The Wikimedia Foundation has announced new licensing deals with major AI companies including Microsoft, Meta, and Amazon to provide paid access to Wikipedia content. These partnerships aim to offset rising infrastructure costs caused by AI scraping. The deals mark a shift from unauthorized data use to commercial API access through Wikimedia Enterprise.
On January 15, 2026, the Wikimedia Foundation revealed partnerships with AI developers such as Microsoft, Meta, Amazon, Perplexity, and Mistral AI as part of Wikipedia's 25th anniversary celebrations. These companies, previously known for scraping Wikipedia's vast repository of 65 million articles without permission, have now joined the nonprofit's commercial subsidiary, Wikimedia Enterprise. The program offers high-throughput APIs for faster, higher-volume access to Wikipedia and related projects like Wikivoyage, Wikibooks, and Wikiquote, helping to sustain the organization's operations amid surging costs.
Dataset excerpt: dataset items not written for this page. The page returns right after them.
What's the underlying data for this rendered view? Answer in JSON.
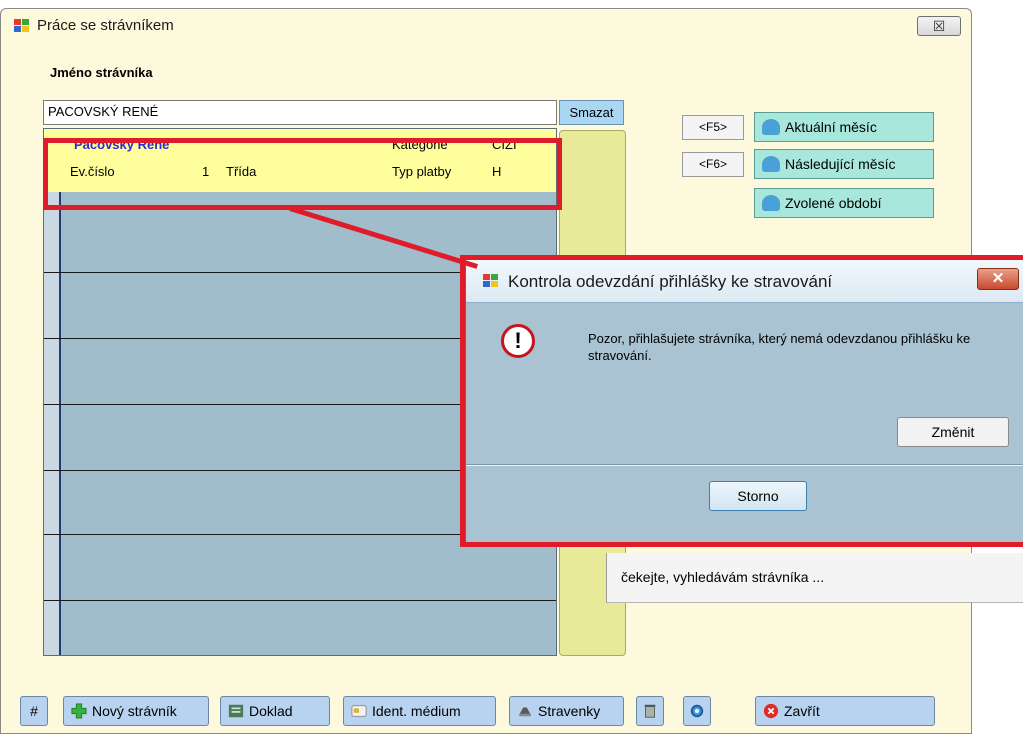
{
  "window": {
    "title": "Práce se strávníkem",
    "close_label": "☒"
  },
  "form": {
    "name_label": "Jméno strávníka",
    "name_value": "PACOVSKÝ RENÉ",
    "clear_button": "Smazat"
  },
  "selected": {
    "name": "Pacovský René",
    "kategorie_label": "Kategorie",
    "kategorie_value": "CIZI",
    "evcislo_label": "Ev.číslo",
    "evcislo_value": "1",
    "trida_label": "Třída",
    "typ_platby_label": "Typ platby",
    "typ_platby_value": "H"
  },
  "right_panel": {
    "f5": "<F5>",
    "f6": "<F6>",
    "current_month": "Aktuální měsíc",
    "next_month": "Následující měsíc",
    "selected_period": "Zvolené období"
  },
  "toolbar": {
    "hash": "#",
    "new_diner": "Nový strávník",
    "receipt": "Doklad",
    "ident_medium": "Ident. médium",
    "tickets": "Stravenky",
    "close": "Zavřít"
  },
  "dialog": {
    "title": "Kontrola odevzdání přihlášky ke stravování",
    "close_label": "✕",
    "warning_glyph": "!",
    "message": "Pozor, přihlašujete strávníka, který nemá odevzdanou přihlášku ke stravování.",
    "change_button": "Změnit",
    "cancel_button": "Storno"
  },
  "status": {
    "waiting": "čekejte, vyhledávám strávníka ..."
  },
  "colors": {
    "highlight": "#e01c2a",
    "window_bg": "#fdf9dc",
    "list_bg": "#a1bccb",
    "dialog_bg": "#a9c3d2"
  }
}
The initiative addresses a growing financial strain on the foundation, which relies primarily on small public donations. Last year, Wikimedia raised alarms about an existential threat from reduced website traffic due to large language models (LLMs) and AI chatbots summarizing content without directing users to the source. In April 2025, bandwidth for downloading multimedia content increased by 50 percent since January 2024, with bots accounting for 65 percent of the most expensive infrastructure requests despite comprising only 35 percent of total pageviews. By October 2025, human traffic had declined about 8 percent year-over-year after improved bot-detection measures revealed many 'visitors' were automated scrapers.
This traffic drop disrupts Wikipedia's traditional feedback loop, where readers become editors or donors, enhancing content quality. Meanwhile, AI firms use the human-curated data to power tools like Microsoft Copilot and OpenAI's ChatGPT. Lane Becker, president of Wikimedia Enterprise, emphasized the importance of financial support: “Wikipedia is a critical component of these tech companies’ work that they need to figure out how to support financially... all our Big Tech partners really see the need for them to commit to sustaining Wikipedia's work.”
Wikipedia founder Jimmy Wales supports AI training on the data but insists on compensation: “I’m very happy personally that AI models are training on Wikipedia data because it’s human curated... You should probably chip in and pay for your fair share of the cost that you’re putting on us.” The new deals join earlier ones, such as Google's 2022 agreement, though financial terms remain undisclosed. The foundation has faced internal resistance to its own AI experiments, pausing a pilot for AI-generated summaries in June after editor backlash.